Fábregas oyó sus pasos vacilantes, algún que otro traspiés y mucho mascullar improperios contra aquel palacio y sus inconvenientes. Finalmente los postigos fueron separados con gran violencia de sus marcos, donde los había encajado firmemente el desuso, y la estancia quedó bañada por la claridad proveniente del exterior que filtraban los cristales. Las campanas de una iglesia vecina anunciaban la hora del avemaría en aquel mismo momento. La luz crepuscular apenas traía fuerzas para vencer la suciedad que esmerilaba los cristales. Luego, una vez en la sala, aquella luz mortecina parecía dejarse llevar por el polvo que flotaba en el aire. Por esta causa allí todo parecía decrépito y espectral.

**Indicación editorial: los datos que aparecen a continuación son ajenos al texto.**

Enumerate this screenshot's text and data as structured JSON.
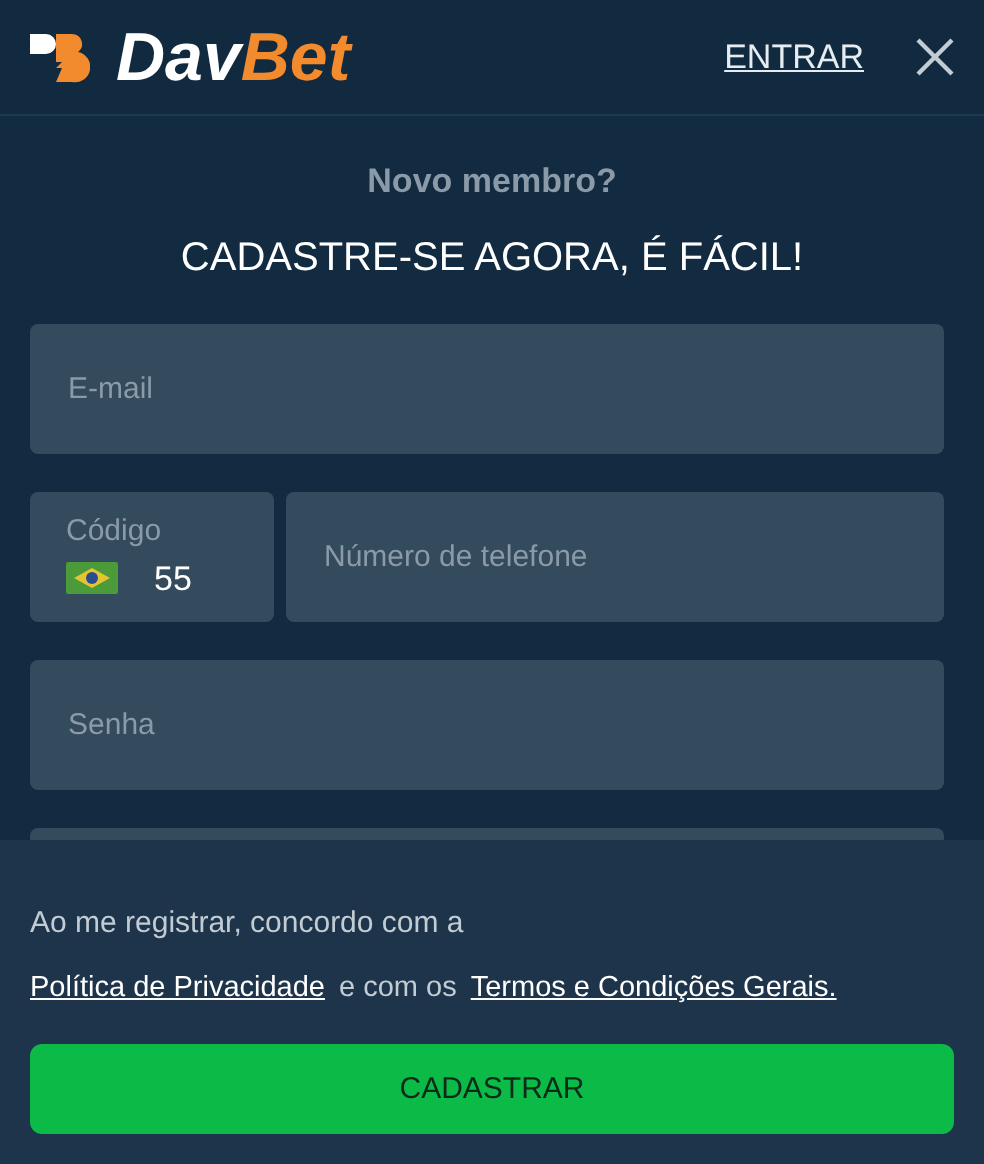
{
  "header": {
    "brand": {
      "primary": "Dav",
      "accent": "Bet"
    },
    "login_link": "ENTRAR"
  },
  "intro": {
    "subtitle": "Novo membro?",
    "title": "CADASTRE-SE AGORA, É FÁCIL!"
  },
  "fields": [
    {
      "kind": "text",
      "placeholder": "E-mail"
    },
    {
      "kind": "phone",
      "code_label": "Código",
      "code_value": "55",
      "placeholder": "Número de telefone"
    },
    {
      "kind": "text",
      "placeholder": "Senha"
    },
    {
      "kind": "text"
    }
  ],
  "footer": {
    "consent_text": "Ao me registrar, concordo com a",
    "privacy_link": "Política de Privacidade",
    "joiner": "e com os",
    "terms_link": "Termos e Condições Gerais.",
    "submit_button": "CADASTRAR"
  }
}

– Siempre ocurre este fenómeno desagradable cuando ponen a funcionar la lavadora y la plancha al mismo tiempo -explicó Charlie mientras se arreglaba precipitadamente el pantalón del pijama, por cuya abertura frontal, de resultas del esfuerzo que había realizado al tironear de los postigos, se le había salido la titola-… ¡y eso que se lo tengo dicho mil veces! Pero ¿se cree usted que aquí alguien me hace caso?

Fábregas aprovechaba la ocasión para examinar el lugar en el que se encontraban. Aquella pieza, que Charlie había llamado sala de recepciones, parecía tener forma circular a simple vista: en realidad su planta era un octógono en el que se alternaban lienzos de pared estrechos, cubiertos de espejos desde el zócalo hasta el plafón de una cornisa situada a media altura, con otros más anchos, en los que se abrían puerta y ventanas o estaban tapizados de damasco oscuro y a lo largo de los cuales corría un sofá de madera dorada y terciopelo verde. A partir de la cornisa, los ocho lienzos perdían sus vértices y se confundían en una bóveda de madera artesonada. Por supuesto, la madera de la bóveda se había desprendido en varios puntos, formando abultamientos, o se había abierto por efecto del calor o de la humedad y ahora presentaba horribles heridas erizadas de astillas; la tapicería de las paredes ya no era más que unos amasijos de harapos e hilachas, que recordaban los sudarios de algunas momias, y a través de los cuales se veían fragmentos irregulares de pared desconchada y enmohecida; el sofá había perdido más de la mitad de las patas y brazos y por las tajadas que el tiempo y la desidia habían hecho en el terciopelo asomaban muelles oxidados y manojos de la borra y la paja que rellenaban los cojines; los espejos estaban desportillados y sin azogue; allí donde existía un ángulo las arañas habían acumulado telas de un diámetro y espesor increíbles; donde antes había habido lámparas y candelabros ahora había únicamente ganchos y clavos, cables cortados y trozos de bronce o hierro rotos y torcidos, como si antes de entrar en decadencia aquel salón hubiera sido objeto de saqueo. En todas partes reinaba un olor penetrante a gato y a meados antiguos.